The improvements fall into three buckets: accessibility, response efficiency, and resolution quality. BEST Express Malaysia has widened the channels through which customers can reach the support team, including the contact centre and on-the-ground service points. The aim is to make it easier for shippers and receivers to log an inquiry, get status updates, and escalate when something goes wrong.

Behind the scenes, the operator has also restructured how inquiries are routed and tracked. Instead of treating each complaint as a one-off ticket, the new process is designed to feed recurring issues back into operational teams, so that the same problem does not surface again in the next delivery cycle. BEST describes this as part of a “customer-centric approach” anchored on continuous improvement rather than a one-time fix.

For business customers shipping in volume, the shift matters. Faster response times and more reliable escalation paths reduce the amount of time warehouse and e-commerce teams have to spend chasing missing parcels, which in turn improves their own customer satisfaction scores.

Fitting Into BEST’s Wider Malaysia Push

The customer service upgrade is the third major operational announcement BEST Express Malaysia has made in the past three weeks. Earlier in June, the company revealed that it had handled a 110% surge in parcel volume during the 6.6 mid-year online shopping campaign, followed days later by news that its large-parcel logistics business had grown more than 490% month-on-month in May, on the back of an 82% jump in daily shipment volume.

Together, those numbers paint a picture of an operator scaling up fast on the demand side while trying to keep service quality intact. Volume spikes are exactly when complaints typically spike too, which makes the 6% complaint reduction a notable counter-signal. It suggests that the investments BEST has made in operational monitoring and quality control are starting to compound.

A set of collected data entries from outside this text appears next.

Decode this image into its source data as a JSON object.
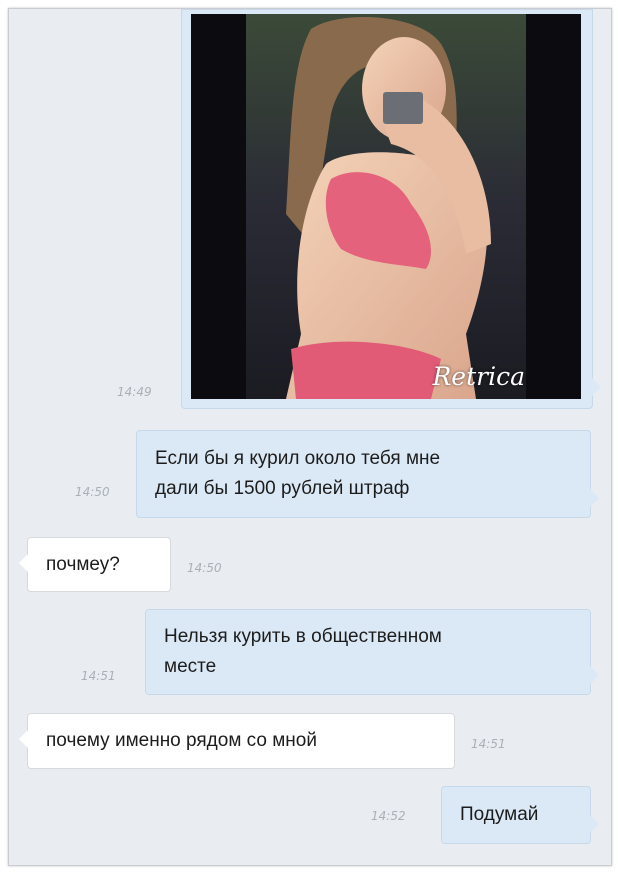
{
  "messages": [
    {
      "type": "photo",
      "direction": "outgoing",
      "time": "14:49",
      "watermark": "Retrica"
    },
    {
      "type": "text",
      "direction": "outgoing",
      "lines": [
        "Если бы я курил около тебя мне",
        "дали бы 1500 рублей штраф"
      ],
      "time": "14:50"
    },
    {
      "type": "text",
      "direction": "incoming",
      "lines": [
        "почмеу?"
      ],
      "time": "14:50"
    },
    {
      "type": "text",
      "direction": "outgoing",
      "lines": [
        "Нельзя курить в общественном",
        "месте"
      ],
      "time": "14:51"
    },
    {
      "type": "text",
      "direction": "incoming",
      "lines": [
        "почему именно рядом со мной"
      ],
      "time": "14:51"
    },
    {
      "type": "text",
      "direction": "outgoing",
      "lines": [
        "Подумай"
      ],
      "time": "14:52"
    }
  ],
  "colors": {
    "background": "#e9edf1",
    "outgoing_bubble": "#dbe9f6",
    "incoming_bubble": "#ffffff",
    "timestamp": "#a9b0b8"
  }
}
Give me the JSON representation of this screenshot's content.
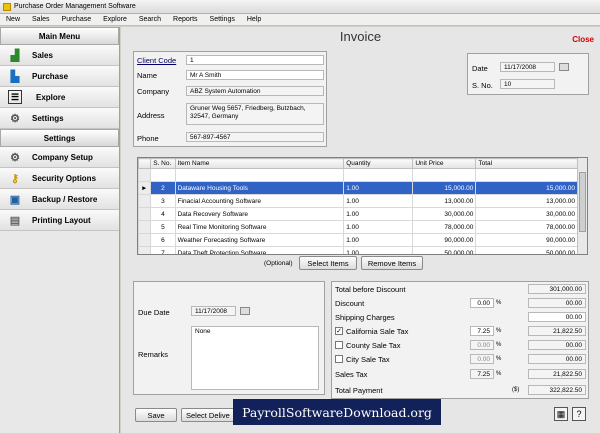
{
  "app": {
    "title": "Purchase Order Management Software"
  },
  "menu": [
    "New",
    "Sales",
    "Purchase",
    "Explore",
    "Search",
    "Reports",
    "Settings",
    "Help"
  ],
  "sidebar": {
    "main_menu_title": "Main Menu",
    "main_items": [
      "Sales",
      "Purchase",
      "Explore",
      "Settings"
    ],
    "settings_title": "Settings",
    "settings_items": [
      "Company Setup",
      "Security Options",
      "Backup / Restore",
      "Printing Layout"
    ]
  },
  "invoice": {
    "title": "Invoice",
    "close_label": "Close",
    "client_code_label": "Client Code",
    "client_code": "1",
    "name_label": "Name",
    "name": "Mr A Smith",
    "company_label": "Company",
    "company": "ABZ System Automation",
    "address_label": "Address",
    "address": "Gruner Weg 5657, Friedberg, Butzbach, 32547, Germany",
    "phone_label": "Phone",
    "phone": "567-897-4567",
    "date_label": "Date",
    "date": "11/17/2008",
    "sno_label": "S. No.",
    "sno": "10"
  },
  "items_table": {
    "headers": [
      "S. No.",
      "Item Name",
      "Quantity",
      "Unit Price",
      "Total"
    ],
    "rows": [
      {
        "sno": "",
        "name": "",
        "qty": "",
        "price": "",
        "total": ""
      },
      {
        "sno": "2",
        "name": "Dataware Housing Tools",
        "qty": "1.00",
        "price": "15,000.00",
        "total": "15,000.00"
      },
      {
        "sno": "3",
        "name": "Finacial Accounting Software",
        "qty": "1.00",
        "price": "13,000.00",
        "total": "13,000.00"
      },
      {
        "sno": "4",
        "name": "Data Recovery Software",
        "qty": "1.00",
        "price": "30,000.00",
        "total": "30,000.00"
      },
      {
        "sno": "5",
        "name": "Real Time Monitoring Software",
        "qty": "1.00",
        "price": "78,000.00",
        "total": "78,000.00"
      },
      {
        "sno": "6",
        "name": "Weather Forecasting Software",
        "qty": "1.00",
        "price": "90,000.00",
        "total": "90,000.00"
      },
      {
        "sno": "7",
        "name": "Data Theft Protection Software",
        "qty": "1.00",
        "price": "50,000.00",
        "total": "50,000.00"
      }
    ]
  },
  "item_buttons": {
    "optional_label": "(Optional)",
    "select": "Select Items",
    "remove": "Remove Items"
  },
  "due": {
    "due_date_label": "Due Date",
    "due_date": "11/17/2008",
    "remarks_label": "Remarks",
    "remarks": "None"
  },
  "totals": {
    "total_before_discount_label": "Total before Discount",
    "total_before_discount": "301,000.00",
    "discount_label": "Discount",
    "discount_pct": "0.00",
    "discount_amount": "00.00",
    "shipping_label": "Shipping Charges",
    "shipping": "00.00",
    "ca_tax_label": "California Sale Tax",
    "ca_tax_pct": "7.25",
    "ca_tax_amount": "21,822.50",
    "county_tax_label": "County Sale Tax",
    "county_tax_pct": "0.00",
    "county_tax_amount": "00.00",
    "city_tax_label": "City Sale Tax",
    "city_tax_pct": "0.00",
    "city_tax_amount": "00.00",
    "sales_tax_label": "Sales Tax",
    "sales_tax_pct": "7.25",
    "sales_tax_amount": "21,822.50",
    "total_payment_label": "Total Payment",
    "currency": "($)",
    "total_payment": "322,822.50",
    "pct_sign": "%"
  },
  "footer": {
    "save": "Save",
    "select_delivery": "Select Delive"
  },
  "watermark": "PayrollSoftwareDownload.org"
}
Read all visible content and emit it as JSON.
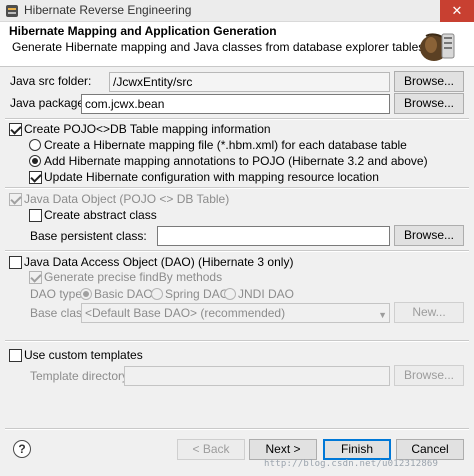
{
  "window": {
    "title": "Hibernate Reverse Engineering",
    "close_glyph": "✕"
  },
  "header": {
    "title": "Hibernate Mapping and Application Generation",
    "description": "Generate Hibernate mapping and Java classes from database explorer tables",
    "icon": "hibernate-bean-icon"
  },
  "java_src_folder": {
    "label": "Java src folder:",
    "value": "/JcwxEntity/src",
    "browse": "Browse..."
  },
  "java_package": {
    "label": "Java package:",
    "value": "com.jcwx.bean",
    "browse": "Browse..."
  },
  "pojo_mapping": {
    "label": "Create POJO<>DB Table mapping information",
    "checked": true,
    "options": [
      {
        "label": "Create a Hibernate mapping file (*.hbm.xml) for each database table",
        "selected": false
      },
      {
        "label": "Add Hibernate mapping annotations to POJO (Hibernate 3.2 and above)",
        "selected": true
      }
    ],
    "update_config": {
      "label": "Update Hibernate configuration with mapping resource location",
      "checked": true
    }
  },
  "java_data_object": {
    "label": "Java Data Object (POJO <> DB Table)",
    "checked": true,
    "abstract_class": {
      "label": "Create abstract class",
      "checked": false
    },
    "base_persistent_class": {
      "label": "Base persistent class:",
      "value": "",
      "browse": "Browse..."
    }
  },
  "dao": {
    "label": "Java Data Access Object (DAO) (Hibernate 3 only)",
    "checked": false,
    "findby": {
      "label": "Generate precise findBy methods",
      "checked": true
    },
    "dao_type_label": "DAO type:",
    "dao_types": [
      {
        "label": "Basic DAO",
        "selected": true
      },
      {
        "label": "Spring DAO",
        "selected": false
      },
      {
        "label": "JNDI DAO",
        "selected": false
      }
    ],
    "base_class_label": "Base class:",
    "base_class_value": "<Default Base DAO> (recommended)",
    "new_button": "New..."
  },
  "templates": {
    "label": "Use custom templates",
    "checked": false,
    "directory_label": "Template directory:",
    "directory_value": "",
    "browse": "Browse..."
  },
  "footer": {
    "help_glyph": "?",
    "back": "< Back",
    "next": "Next >",
    "finish": "Finish",
    "cancel": "Cancel"
  },
  "watermark": "http://blog.csdn.net/u012312869"
}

For the Malaysian logistics sector, the update also lands at a moment when competition for both B2B and B2C parcel volume is intensifying. Established players like Pos Malaysia, J&T, Ninja Van, and DHL eCommerce are all pushing their own service upgrades, and the differentiator increasingly comes down to reliability and post-sale support, not just price or coverage.

Our Take

A 6% complaint reduction is not going to make headlines the way a 490% growth figure does, but for an operations-heavy logistics business it is arguably the more meaningful number. Growth is easy to celebrate; service quality compounds quietly. BEST Express Malaysia appears to understand that the next phase of competition in this market will be decided on whether parcels arrive on time, in good condition, and with a support team that picks up when something slips.

What we will be watching next is whether the complaint reduction holds up during the next major e-commerce spike, which will almost certainly arrive with the upcoming 7.7, 8.8, and 9.9 sales campaigns, and then 11.11 later in the year. If BEST can keep complaint rates flat or lower while handling materially more volume, the customer service investment will have proven its worth.

For Malaysian SMEs shipping through BEST, the practical takeaway is that there is now a wider, more responsive set of support channels to lean on when delivery issues do come up. For competitors, the message is that BEST intends to compete on service, not just on volume.